# Problems with updating SSD FM-25S2S-100GBP1



## Lubna (Jul 25, 2010)

Hello.
I have a SSD [PHOENIX] FM-25S2S-100GBP1 and yesterday upgraded the firmware to 2.1
My motherboard is a Gigabyte GA-X48T-DQ6 F6 BIOS.
After update I get a message on the boot SMART command Failed.
What can be?
This is my test




















In BIOS HDD S.M.A.R.T. is disable
Most likely it is a bug in the firmware.
My best regards


----------



## Lubna (Jul 25, 2010)

*Hdderase.exe*

I made a backup and I run the HDDERASE.EXE
The performance improvement but the problem with ACHI It doesn´t solved.

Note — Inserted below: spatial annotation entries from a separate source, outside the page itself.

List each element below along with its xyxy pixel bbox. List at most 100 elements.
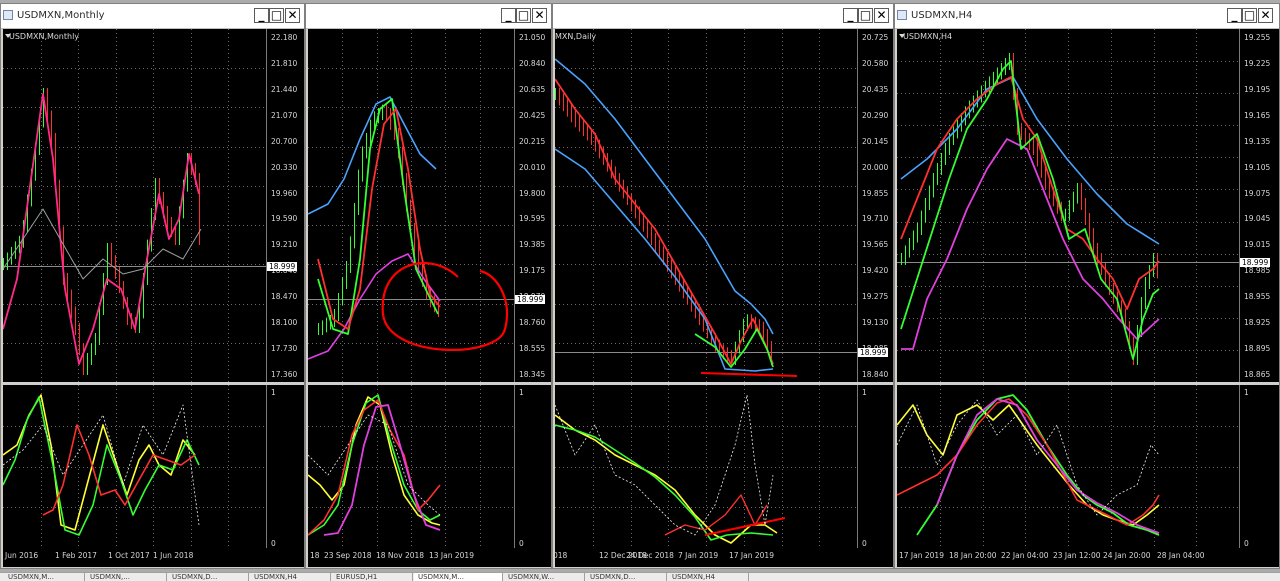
maximize-button[interactable]: □: [858, 8, 873, 23]
current-price-label: 18.999: [515, 295, 546, 304]
monthly-line: [3, 93, 200, 365]
oscillator-axis[interactable]: 10: [266, 385, 304, 548]
price-tick-label: 19.130: [862, 318, 889, 327]
oscillator-canvas: [3, 385, 266, 548]
price-tick-label: 17.730: [271, 344, 298, 353]
close-button[interactable]: ✕: [532, 8, 547, 23]
price-chart-canvas: [555, 29, 857, 382]
time-axis[interactable]: 17 Jan 2019 18 Jan 20:00 22 Jan 04:00 23 Ja…: [897, 548, 1279, 567]
oscillator-tick-label: 0: [271, 539, 276, 548]
price-axis[interactable]: 19.255 19.225 19.195 19.165 19.135 19.105 19.0…: [1239, 29, 1279, 382]
current-price-label: 18.999: [858, 348, 889, 357]
chart-window-icon: [3, 10, 13, 20]
price-tick-label: 20.700: [271, 137, 298, 146]
price-tick-label: 20.215: [519, 137, 546, 146]
time-axis[interactable]: 18 23 Sep 2018 18 Nov 2018 13 Jan 2019: [308, 548, 551, 567]
price-tick-label: 19.385: [519, 240, 546, 249]
time-tick-label: 28 Jan 04:00: [1157, 551, 1205, 560]
minimize-button[interactable]: _: [843, 8, 858, 23]
window-titlebar[interactable]: _ □ ✕: [306, 4, 551, 29]
window-title: USDMXN,H4: [911, 10, 973, 21]
price-tick-label: 21.440: [271, 85, 298, 94]
price-tick-label: 19.420: [862, 266, 889, 275]
minimize-button[interactable]: _: [501, 8, 516, 23]
price-tick-label: 20.840: [519, 59, 546, 68]
price-tick-label: 18.100: [271, 318, 298, 327]
close-button[interactable]: ✕: [1258, 8, 1273, 23]
oscillator-chart[interactable]: [3, 385, 266, 548]
price-tick-label: 19.225: [1244, 59, 1271, 68]
window-title: USDMXN,Monthly: [17, 10, 105, 21]
window-titlebar[interactable]: _ □ ✕: [553, 4, 893, 29]
oscillator-axis[interactable]: 10: [857, 385, 893, 548]
price-chart-canvas: [897, 29, 1239, 382]
price-tick-label: 22.180: [271, 33, 298, 42]
close-button[interactable]: ✕: [874, 8, 889, 23]
oscillator-axis[interactable]: 10: [1239, 385, 1279, 548]
oscillator-chart[interactable]: [308, 385, 514, 548]
oscillator-magenta-line: [936, 398, 1160, 534]
price-chart[interactable]: MXN,Daily: [555, 29, 857, 382]
price-chart-canvas: [3, 29, 266, 382]
price-tick-label: 18.865: [1244, 370, 1271, 379]
price-tick-label: 21.810: [271, 59, 298, 68]
oscillator-canvas: [308, 385, 514, 548]
window-titlebar[interactable]: USDMXN,Monthly _ □ ✕: [1, 4, 304, 29]
chart-window-daily[interactable]: _ □ ✕ MXN,Daily 20.725 20.580 20.435 20.290…: [552, 3, 894, 569]
price-tick-label: 19.855: [862, 189, 889, 198]
price-chart[interactable]: USDMXN,H4: [897, 29, 1239, 382]
oscillator-chart[interactable]: [555, 385, 857, 548]
price-tick-label: 19.275: [862, 292, 889, 301]
time-tick-label: 23 Jan 12:00: [1053, 551, 1101, 560]
price-tick-label: 20.000: [862, 163, 889, 172]
close-button[interactable]: ✕: [285, 8, 300, 23]
price-chart-canvas: [308, 29, 514, 382]
price-tick-label: 18.760: [519, 318, 546, 327]
chart-window-monthly[interactable]: USDMXN,Monthly _ □ ✕ USDMXN,Monthly 22.1…: [0, 3, 305, 569]
time-axis[interactable]: Jun 2016 1 Feb 2017 1 Oct 2017 1 Jun 2018: [3, 548, 304, 567]
time-tick-label: 23 Sep 2018: [324, 551, 372, 560]
maximize-button[interactable]: □: [1242, 8, 1257, 23]
time-tick-label: 24 Dec 2018: [626, 551, 674, 560]
window-titlebar[interactable]: USDMXN,H4 _ □ ✕: [895, 4, 1279, 29]
time-tick-label: 1 Jun 2018: [153, 551, 194, 560]
time-tick-label: 18 Jan 20:00: [949, 551, 997, 560]
price-tick-label: 18.955: [1244, 292, 1271, 301]
price-tick-label: 20.290: [862, 111, 889, 120]
price-axis[interactable]: 22.180 21.810 21.440 21.070 20.700 20.330 19.9…: [266, 29, 304, 382]
price-tick-label: 19.210: [271, 240, 298, 249]
oscillator-dotted-line: [308, 414, 441, 516]
oscillator-axis[interactable]: 10: [514, 385, 551, 548]
price-axis[interactable]: 20.725 20.580 20.435 20.290 20.145 20.000 19.8…: [857, 29, 893, 382]
price-tick-label: 19.800: [519, 189, 546, 198]
oscillator-tick-label: 1: [519, 388, 524, 397]
price-chart[interactable]: [308, 29, 514, 382]
price-tick-label: 17.360: [271, 370, 298, 379]
price-tick-label: 18.555: [519, 344, 546, 353]
chart-symbol-label: MXN,Daily: [555, 32, 597, 41]
time-tick-label: 17 Jan 2019: [899, 551, 944, 560]
chart-window-weekly[interactable]: _ □ ✕ 21.050 20.840 20.635 20.425 20.215 20.0…: [305, 3, 552, 569]
time-tick-label: 18 Nov 2018: [376, 551, 425, 560]
oscillator-chart[interactable]: [897, 385, 1239, 548]
minimize-button[interactable]: _: [1227, 8, 1242, 23]
chart-window-h4[interactable]: USDMXN,H4 _ □ ✕ USDMXN,H4 19.255 19.225 19…: [894, 3, 1280, 569]
minimize-button[interactable]: _: [254, 8, 269, 23]
price-tick-label: 18.470: [271, 292, 298, 301]
oscillator-tick-label: 0: [862, 539, 867, 548]
price-tick-label: 19.565: [862, 240, 889, 249]
envelope-lower: [901, 138, 1160, 350]
price-tick-label: 18.985: [1244, 266, 1271, 275]
price-axis[interactable]: 21.050 20.840 20.635 20.425 20.215 20.010 19.8…: [514, 29, 551, 382]
maximize-button[interactable]: □: [269, 8, 284, 23]
time-tick-label: 18: [310, 551, 320, 560]
time-tick-label: 17 Jan 2019: [729, 551, 774, 560]
time-tick-label: 1 Feb 2017: [55, 551, 97, 560]
price-chart[interactable]: USDMXN,Monthly: [3, 29, 266, 382]
time-tick-label: 13 Jan 2019: [429, 551, 474, 560]
oscillator-tick-label: 0: [1244, 539, 1249, 548]
time-axis[interactable]: 018 12 Dec 2018 24 Dec 2018 7 Jan 2019 17 Ja…: [555, 548, 893, 567]
maximize-button[interactable]: □: [516, 8, 531, 23]
envelope-upper: [900, 76, 1160, 245]
price-tick-label: 21.050: [519, 33, 546, 42]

Will the motherboard broken?

My best regards


----------



## slyfox2151 (Jul 25, 2010)

just ignore it? i would not worry


----------



## Kreij (Jul 25, 2010)

It's possible that the BIOS does not support all SMART commands and is seeing failure on something like "spin up" or whatever.
I would just shut off SMART for the drive.


----------



## Lubna (Jul 25, 2010)

The SMART is disabled in the BIOS.
My best regards Kreij and slyfox2151


----------



## Laurijan (Jul 25, 2010)

Lubna said:


> The SMART is disabled in the BIOS.
> My best regards Kreij and slyfox2151



You could try and activate SMART again and see if the problem was fixed in disabling it before.


----------



## Lubna (Jul 26, 2010)

I have enabled SMART again but the error remains the same.
Forum GSkill have told me that is a firmware problem of SandForce.

My best regards Laurijan


----------